Rosyjska flota "zmuszona do zmiany taktyki"

Źródło:
Kyiv Post, The Moscow Times
Rosyjski holownik zniszczony. Ukraiński wywiad publikuje nagranie
Rosyjski holownik zniszczony. Ukraiński wywiad publikuje nagranie Wywiad Wojskowy Ukrainy
wideo 2/5
Rosyjski holownik zniszczony. Ukraiński wywiad publikuje nagranie Wywiad Wojskowy Ukrainy

Prezydent Władimir Putin wezwał do wzmocnienia ochrony marynarki wojennej przed rakietami dalekiego zasięgu po tym, jak Ukraina zniszczyła kolejny okręt rakietowy w Sewastopolu - pisze angielskojęzyczny portal Kyiv Post.
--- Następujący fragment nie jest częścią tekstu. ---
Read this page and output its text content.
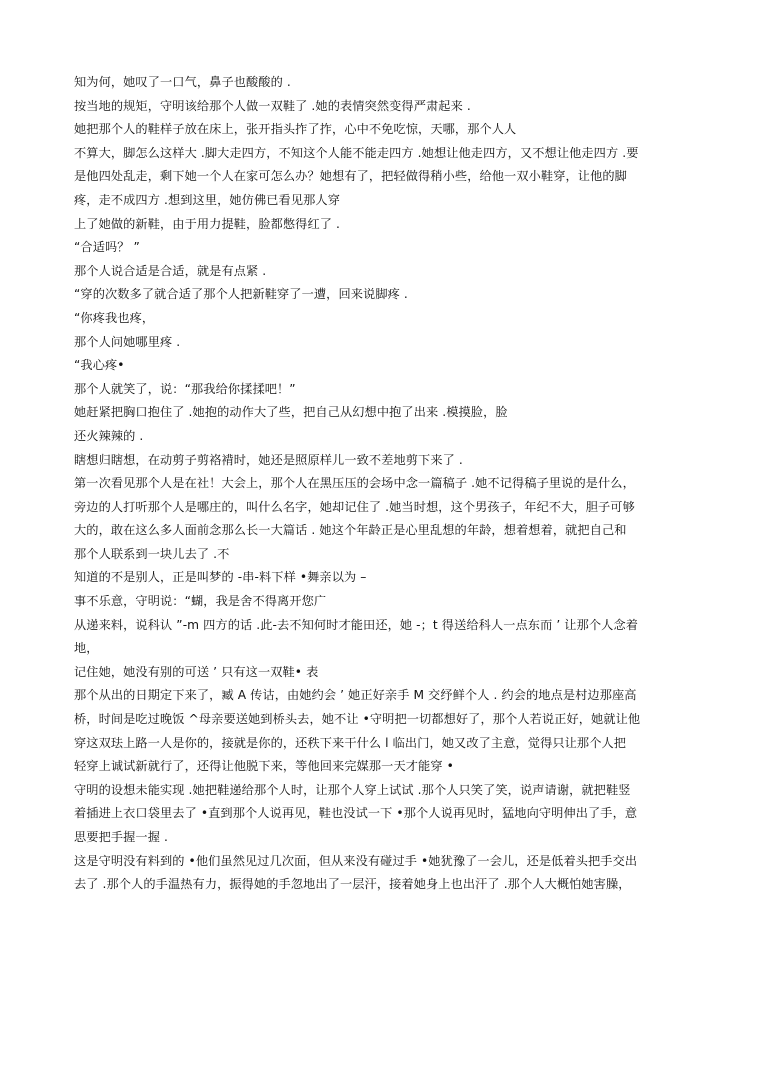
知为何，她叹了一口气，鼻子也酸酸的 .
按当地的规矩，守明该给那个人做一双鞋了 .她的表情突然变得严肃起来 .
她把那个人的鞋样子放在床上，张开指头拃了拃，心中不免吃惊，天哪，那个人人
不算大，脚怎么这样大 .脚大走四方，不知这个人能不能走四方 .她想让他走四方，又不想让他走四方 .要
是他四处乱走，剩下她一个人在家可怎么办？她想有了，把轻做得稍小些，给他一双小鞋穿，让他的脚
疼，走不成四方 .想到这里，她仿佛已看见那人穿
上了她做的新鞋，由于用力提鞋，脸都憋得红了 .
“合适吗？ ”
那个人说合适是合适，就是有点紧 .
“穿的次数多了就合适了那个人把新鞋穿了一遭，回来说脚疼 .
“你疼我也疼，
那个人问她哪里疼 .
“我心疼•
那个人就笑了，说：“那我给你揉揉吧！”
她赶紧把胸口抱住了 .她抱的动作大了些，把自己从幻想中抱了出来 .模摸脸，脸
还火辣辣的 .
瞎想归瞎想，在动剪子剪袼褙时，她还是照原样儿一致不差地剪下来了 .
第一次看见那个人是在社！大会上，那个人在黑压压的会场中念一篇稿子 .她不记得稿子里说的是什么，
旁边的人打听那个人是哪庄的，叫什么名字，她却记住了 .她当时想，这个男孩子，年纪不大，胆子可够
大的，敢在这么多人面前念那么长一大篇话 . 她这个年龄正是心里乱想的年龄，想着想着，就把自己和
那个人联系到一块儿去了 .不
知道的不是别人，正是叫梦的 -串-料下样 •舞亲以为 –
事不乐意，守明说：“蝴，我是舍不得离开您广
从递来料，说科认 ”-m 四方的话 .此-去不知何时才能田还，她 -；t 得送给科人一点东而 ’ 让那个人念着
地，
记住她，她没有别的可送 ’ 只有这一双鞋• 表
那个从出的日期定下来了，臧 A 传诂，由她约会 ’ 她正好亲手 M 交纾鲜个人 . 约会的地点是村边那座高
桥，时间是吃过晚饭 ^母亲要送她到桥头去，她不让 •守明把一切都想好了，那个人若说正好，她就让他
穿这双珐上路一人是你的，接就是你的，还秩下来干什么 l 临出门，她又改了主意，觉得只让那个人把
轻穿上诚试新就行了，还得让他脱下来，等他回来完媒那一天才能穿 •
守明的设想未能实现 .她把鞋递给那个人时，让那个人穿上试试 .那个人只笑了笑，说声请谢，就把鞋竖
着插进上衣口袋里去了 •直到那个人说再见，鞋也没试一下 •那个人说再见时，猛地向守明伸出了手，意
思要把手握一握 .
这是守明没有料到的 •他们虽然见过几次面，但从来没有碰过手 •她犹豫了一会儿，还是低着头把手交出
去了 .那个人的手温热有力，振得她的手忽地出了一层汗，接着她身上也出汗了 .那个人大概怕她害臊，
Przypomina, że po serii ataków sił ukraińskich Moskwa została zmuszona do przerzucenia swojej floty na kontynentalną część Rosji.

Władimir Putin mówił w środę, że "konieczna jest ochrona rosyjskiej floty przed możliwymi atakami w rejonach działań okrętów". Stwierdził również, że "dla zwiększenia stabilności bojowej floty konieczne jest wprowadzenie systemu zdalnego wykrywania zagrożeń do zwalczania bezzałogowych statków powietrznych".

Portal Kyiv Post, wydawany w Kijowie w językach angielskim i ukraińskim, przypomniał w czwartek, że Putin wezwał do wzmocnienia ochrony ojczystej marynarki przed rakietami dalekiego zasięgu po tym, kiedy pod koniec zeszłego miesiąca siły ukraińskie zniszczyły prawdopodobnie ostatni okręt rakietowy Rosjan, wyposażony w pociski Kalibr i znajdujący się na Morzu Czarnym - Cykłon.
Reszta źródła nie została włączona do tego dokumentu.